Assessing the phylogenetic trees of the two approaches, the phylogenies seemed to be conformable and reproducible, as described before for comparative analyses of L. monocytogenes (55). Also, our mathematical approach to comparing the concordance of patristic distances obtained by SNP-based and cgMLST analyses demonstrated that a high concordance could be reached for closely related isolates. Isolates without a close relationship showed less concordant results. Taking into consideration that the SNP-based phylogenetic approach also includes intergenic regions, while cgMLST does not, the low concordance observed for distantly related isolates is expected.

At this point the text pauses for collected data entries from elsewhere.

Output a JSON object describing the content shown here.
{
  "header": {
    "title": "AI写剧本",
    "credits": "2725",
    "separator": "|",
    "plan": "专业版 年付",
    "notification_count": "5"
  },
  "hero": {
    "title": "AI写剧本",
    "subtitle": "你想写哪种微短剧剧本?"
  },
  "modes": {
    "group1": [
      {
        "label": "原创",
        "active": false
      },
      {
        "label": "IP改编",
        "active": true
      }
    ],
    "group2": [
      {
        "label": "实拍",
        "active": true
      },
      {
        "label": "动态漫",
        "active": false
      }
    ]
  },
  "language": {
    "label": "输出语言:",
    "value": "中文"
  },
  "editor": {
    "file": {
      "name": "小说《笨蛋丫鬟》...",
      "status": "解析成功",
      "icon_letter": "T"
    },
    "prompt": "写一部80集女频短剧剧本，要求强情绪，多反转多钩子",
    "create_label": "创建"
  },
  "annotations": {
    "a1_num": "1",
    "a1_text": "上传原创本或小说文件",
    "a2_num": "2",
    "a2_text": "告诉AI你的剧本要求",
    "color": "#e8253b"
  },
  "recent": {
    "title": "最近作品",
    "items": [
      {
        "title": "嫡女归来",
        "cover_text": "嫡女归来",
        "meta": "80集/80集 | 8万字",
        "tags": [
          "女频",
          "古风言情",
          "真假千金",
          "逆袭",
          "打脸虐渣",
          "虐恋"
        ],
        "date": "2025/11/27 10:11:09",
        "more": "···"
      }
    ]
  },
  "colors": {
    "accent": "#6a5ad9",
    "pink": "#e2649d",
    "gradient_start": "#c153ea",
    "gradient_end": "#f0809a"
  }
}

We also analyzed and inversely examined the concordance of the cgMLST and SNP-based approaches using our strain collection. For instance, isolates of one of the putative hospital transmission groups (PHT group 2) were proven to be closely related both by SNP-based mapping and by cgMLST data. Analyses of the PHT group 2 and 3 strains, which originated from the same hospital and ward, were isolated 6 months apart and harbored different STs and CTs, a finding that was also supported by the SNP-based approach (7 SNPs). For isolates of PHT group 4, the cgMLST analyses showed that these strains belonged to three different CTs, revealing that this group was not built by the spread of a single clone. These findings again indicate the general applicability of cgMLST. Furthermore, it highlights the need to select a suitable reference genome for downstream analyses of variant-calling investigations in order to produce reliable results, by applying the most reasonable method for data evaluation at a given time and for a certain strain collection.

In conclusion, we successfully defined a cgMLST scheme for E. faecalis. Our analyses showed that cgMLST was suitable for analyzing closely related strains from putative hospital transmission events, as well as for analyzing and portraying the general population structure of this important opportunistic pathogen.